Memories of travelling to Margate’s twin town
In 1973 I was a 15-year-old schoolgirl living in Margate. I was so excited to be chosen to compete in an Athletics tournament in our Twin Town of Les Mureaux, 35.9 km from the centre of Paris. We were also twinned with Idar-Oberstein in Germany, and their team also travelled to France to take part in the competition.
My 11-year-old sister was also invited to compete, and my parents allowed us to attend on the understanding we would be staying together with the same host family.
Crossing the Channel
We travelled by ferry and coach, and it was extremely exciting for us. I had only been on holiday once before without my parents, and that was a disappointing week organised by The Girls Brigade and staying in a spooky church hall in Slough.
A trip across the Channel to France seemed amazing. I had seen tantalising glimpses of France from Dover on a clear day. Why wouldn’t you want to go and visit your nearest neighbours? We were given an opportunity to meet our European friends.
When we arrived, my little sister was selected to stay with a large family who couldn’t take me as well. The organisers ignored our pleas to stay together so we went our separate ways.
Guest of the Mayor
I discovered my host was the Mayor of Les Mureaux. After a short journey with lots of shouting from the Mayor, and his entourage treating him like royalty, we finally arrived at the family apartment, where I was made to feel welcome by his wife and daughter who was slightly older than me. I knew very little French but we managed to communicate. My sister’s welfare slipped to the back of my teenage brain as I was so happy with my host family.
We accompanied the Mayor to all the Civic functions. I can’t remember much about it but it was a very long day: however I do remember being shocked when the Mayor stopped to relieve himself and I heard the sound before realising what he was doing. My Dad would never have done that so publicly. I thought it was quite embarrassing but also funny.
I was treated like a grown-up. Before our evening meal I was offered an aperitif and we had wine. I felt very sophisticated. I was careful as I needed to run fast the next day.
Meanwhile my younger sister was beside herself with homesickness. She couldn’t understand why the family only seemed to eat bread and cold meats for every meal.
She hadn’t met the father but when he did arrive home she remembers him shouting. The poor girl was too scared to go to the bathroom, and this added to her discomfort.
There were no CRB or DBS checks back then and no mobile phones to stay in touch. Such different times.
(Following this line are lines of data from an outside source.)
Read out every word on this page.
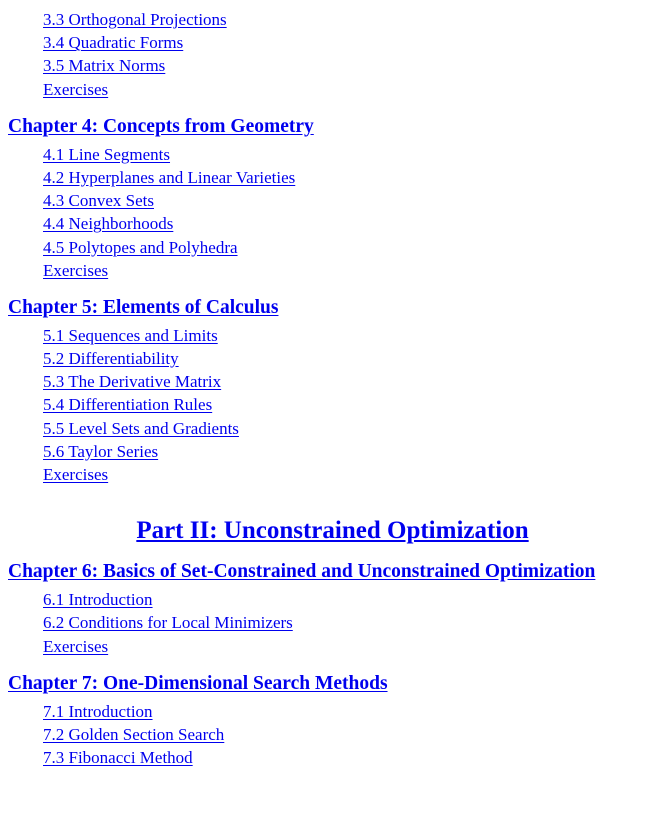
3.3 Orthogonal Projections
3.4 Quadratic Forms
3.5 Matrix Norms
Exercises
Chapter 4: Concepts from Geometry
4.1 Line Segments
4.2 Hyperplanes and Linear Varieties
4.3 Convex Sets
4.4 Neighborhoods
4.5 Polytopes and Polyhedra
Exercises
Chapter 5: Elements of Calculus
5.1 Sequences and Limits
5.2 Differentiability
5.3 The Derivative Matrix
5.4 Differentiation Rules
5.5 Level Sets and Gradients
5.6 Taylor Series
Exercises
Part II: Unconstrained Optimization
Chapter 6: Basics of Set-Constrained and Unconstrained Optimization
6.1 Introduction
6.2 Conditions for Local Minimizers
Exercises
Chapter 7: One-Dimensional Search Methods
7.1 Introduction
7.2 Golden Section Search
7.3 Fibonacci Method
I eventually caught up with her on the day of the Athletics event, with the bands playing and dignitaries making speeches. I thought I was in ‘It’s a Knockout’.
My poor little sister!
My poor little sister was not only scared that she would never see me again, she was also crying and very uncomfortable as her stomach was distended, and she was suffering like the bloated sheep I remembered in the film Far from the Madding Crowd. She was being looked after by the First Aiders and unable to take part in her race.
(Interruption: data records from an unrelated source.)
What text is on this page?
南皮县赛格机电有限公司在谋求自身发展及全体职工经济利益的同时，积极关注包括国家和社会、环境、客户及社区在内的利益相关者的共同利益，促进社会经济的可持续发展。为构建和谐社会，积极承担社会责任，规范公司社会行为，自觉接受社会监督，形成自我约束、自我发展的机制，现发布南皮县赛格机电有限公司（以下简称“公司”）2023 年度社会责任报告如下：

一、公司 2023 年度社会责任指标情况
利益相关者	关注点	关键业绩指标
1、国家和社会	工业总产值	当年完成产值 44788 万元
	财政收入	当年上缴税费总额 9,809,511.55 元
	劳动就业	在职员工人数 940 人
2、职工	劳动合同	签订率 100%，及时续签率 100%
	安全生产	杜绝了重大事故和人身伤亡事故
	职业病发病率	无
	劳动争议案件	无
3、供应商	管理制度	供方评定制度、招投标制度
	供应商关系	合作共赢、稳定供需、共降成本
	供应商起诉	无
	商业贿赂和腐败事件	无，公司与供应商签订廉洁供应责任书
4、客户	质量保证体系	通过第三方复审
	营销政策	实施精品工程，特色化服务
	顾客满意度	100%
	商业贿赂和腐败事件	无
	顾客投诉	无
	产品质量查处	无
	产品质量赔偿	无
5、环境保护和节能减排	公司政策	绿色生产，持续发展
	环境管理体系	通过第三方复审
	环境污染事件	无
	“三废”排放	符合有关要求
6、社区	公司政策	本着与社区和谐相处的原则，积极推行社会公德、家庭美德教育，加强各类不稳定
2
No dietary requirements or allergy checks were required in the 70s, and years later we found out she was a Coeliac. She has never forgotten her traumatic trip to Les Mureaux.
Du beau, du bon, …
My experience was different: I came third in my 100 metres and our team won the relay. Maybe I shouldn’t have had that Dubonnet after all?
“United in diversity”
Even though life in both Towns appeared similar, I loved the differences I experienced between Margate and Les Mureaux. I lived in a small house with a garden; my hosts had a compact apartment with a lift. I ate Ready Brek for breakfast. In France I ate le pain with glorious unsalted butter and confiture. My French family served proper coffee. Suddenly toasted Sunblest bread and Golden Shred with instant Nescafé seemed so boring.
My lovely French bubble was about to burst! We needed to return home.
Heading for home
There was a very strong wind in the channel and we were warned to stay on the lower decks. My sister was now reunited with her friends and it was my turn to feel ill. I spent the whole journey against the rules hanging over the rails of the freezing ferry being very seasick. A boy from my school tried to help me as my tangled hair got caught up in the relentless vomiting.
By the time we arrived at Dover I was a shivering mess. I was so weak the next day and my sister was equally exhausted so we were allowed to have a day off school.
I’m in my mid-60s now, and I still feel as European as ever. That first trip through the Twinned Towns system to Les Mureaux started my many years of exploring and falling in love with France.